In fact, none of the imbalances that characterised our economy before the last recession – unsustainable credit growth, borrowing from abroad through a balance of payments deficit – are evident at present.

Similarly, the three banks in which the state has a shareholding (AIB, Bank of Ireland and PTSB) entered this crisis in a good position with strong capital and liquidity positions – a stark contrast to the previous recession. There are now significant capital and liquidity buffers in place in Irish banks which puts them in a strong position to continue to lend to the economy and to aid the recovery.

Both myself and my officials have engaged and will continue to engage extensively with the Banking and Payments Federation (BPFI) and the banks directly in relation to supports for personal and business customers affected by the COVID-19 crisis. Officials in the department are alert to issues raised directly by the public and these inform the department’s ongoing engagement process and policy formation.

All the banks have continued to evolve and expand the supports they have available and I would expect that this process continues. Consequently given the size of the economic shock and the uncertainty around the short to medium term outlook, management teams across every bank in Europe are withdrawing previously issued guidance on earnings for the year and setting out new plans. Our banks are no different.

In regard to the value of the State's shareholdings, we have obviously seen a large drop as share prices everywhere have fallen. However it should also be noted that Irish bank share prices have been under-performing for at least 18 months i.e. before the onset of the current COVID-19 health and economic crisis.

It is therefore clear that in these challenging times, recovering all of the €29bn that the state invested in the three remaining banks is not realistic in the short term and perhaps not the medium term either.

AIB

AIB

Bank of Ireland

Bank of Ireland

PTSB

PTSB

Date

Share Price

Value of Shareholding €M (c. 71% of total shares following IPO)

Share Price

Value of Shareholding €M (C. 14% of total shares)

Share Price

Value of Shareholding €M (c. 75% of total shares)

08/05/2020

1.085

2094.52

1.644

247.28

0.48

163.52

With regard to the factors influencing the shares since the current crisis began, I have been informed that feedback from investors and analysts identifies a few likely contributing factors:

1. The large state shareholding: Feedback from investors and advisory firms indicates market concern that banks across Europe with a large state shareholding could be subject to political pressures. Therefore there is some correlation between share price performance and state shareholdings. In Ireland's case we have legally binding Relationship Frameworks which ensure that commercial decisions are matters for the board and management of the banks in which we have a shareholding.
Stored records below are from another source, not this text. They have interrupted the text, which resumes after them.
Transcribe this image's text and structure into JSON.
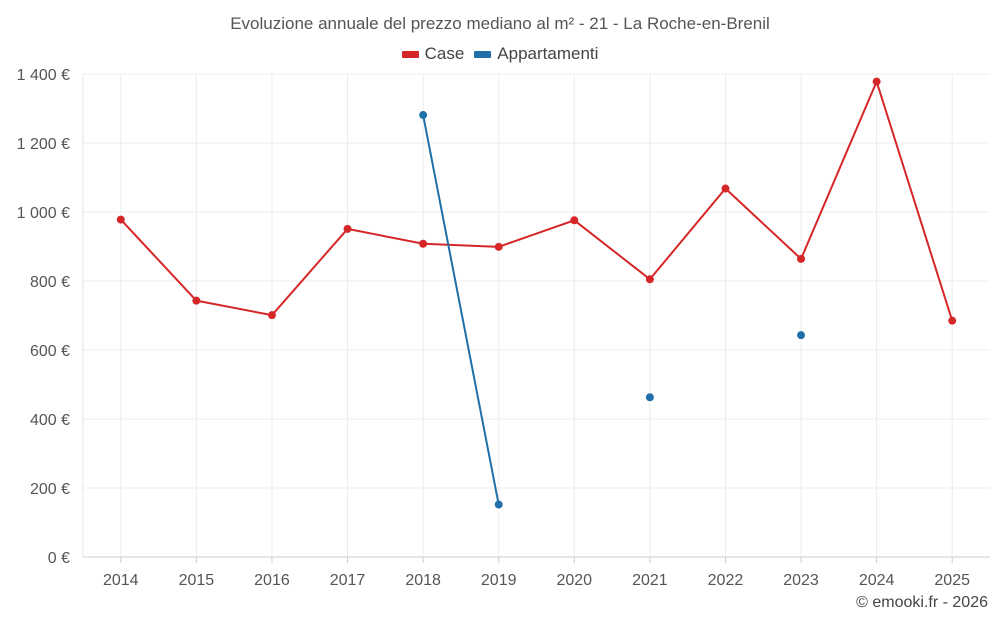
{
  "chart_data": {
    "type": "line",
    "title": "Evoluzione annuale del prezzo mediano al m² - 21 - La Roche-en-Brenil",
    "xlabel": "",
    "ylabel": "",
    "categories": [
      "2014",
      "2015",
      "2016",
      "2017",
      "2018",
      "2019",
      "2020",
      "2021",
      "2022",
      "2023",
      "2024",
      "2025"
    ],
    "ylim": [
      0,
      1400
    ],
    "yticks": [
      0,
      200,
      400,
      600,
      800,
      1000,
      1200,
      1400
    ],
    "ytick_labels": [
      "0 €",
      "200 €",
      "400 €",
      "600 €",
      "800 €",
      "1 000 €",
      "1 200 €",
      "1 400 €"
    ],
    "grid": true,
    "legend_position": "top-center",
    "series": [
      {
        "name": "Case",
        "color": "#d62728",
        "values": [
          978,
          743,
          701,
          951,
          908,
          899,
          976,
          805,
          1068,
          864,
          1378,
          685
        ]
      },
      {
        "name": "Appartamenti",
        "color": "#1f6fa8",
        "values": [
          null,
          null,
          null,
          null,
          1281,
          152,
          null,
          463,
          null,
          643,
          null,
          null
        ]
      }
    ]
  },
  "credit": "© emooki.fr - 2026"
}
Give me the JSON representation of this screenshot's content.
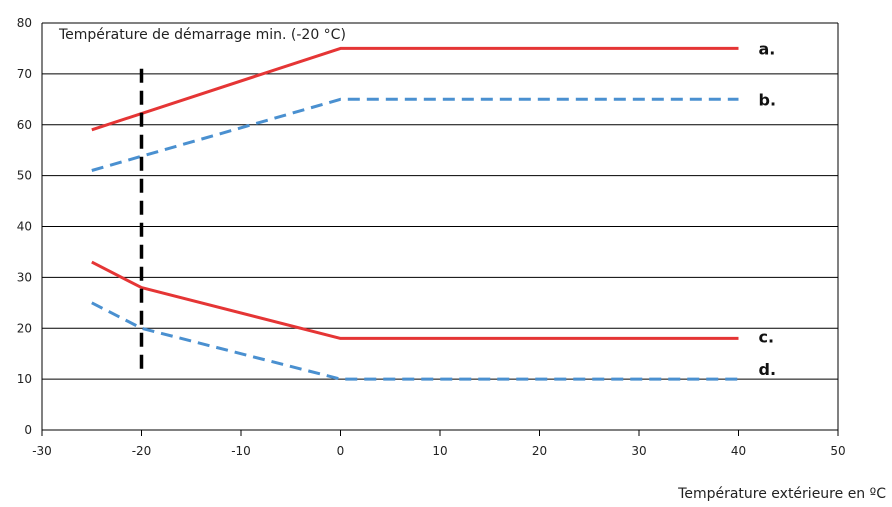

2. A low level of trading volumes: in the current turbulent environment investors have a preference for highly liquid stocks that they can trade in and out of rapidly.

These factors likely explain why there is such an apparent lack of correlation between the share price of Irish banks and their strong capital positions relative to their peers around Europe.

As regards the fall in the Irish and international stock markets more generally, aside from the knock on wealth and confidence effects, it will likely be more difficult and expensive for some companies to raise equity finance in the months ahead. This is why it is so important that our banking system support its customers appropriately so we can all navigate the current crisis successfully.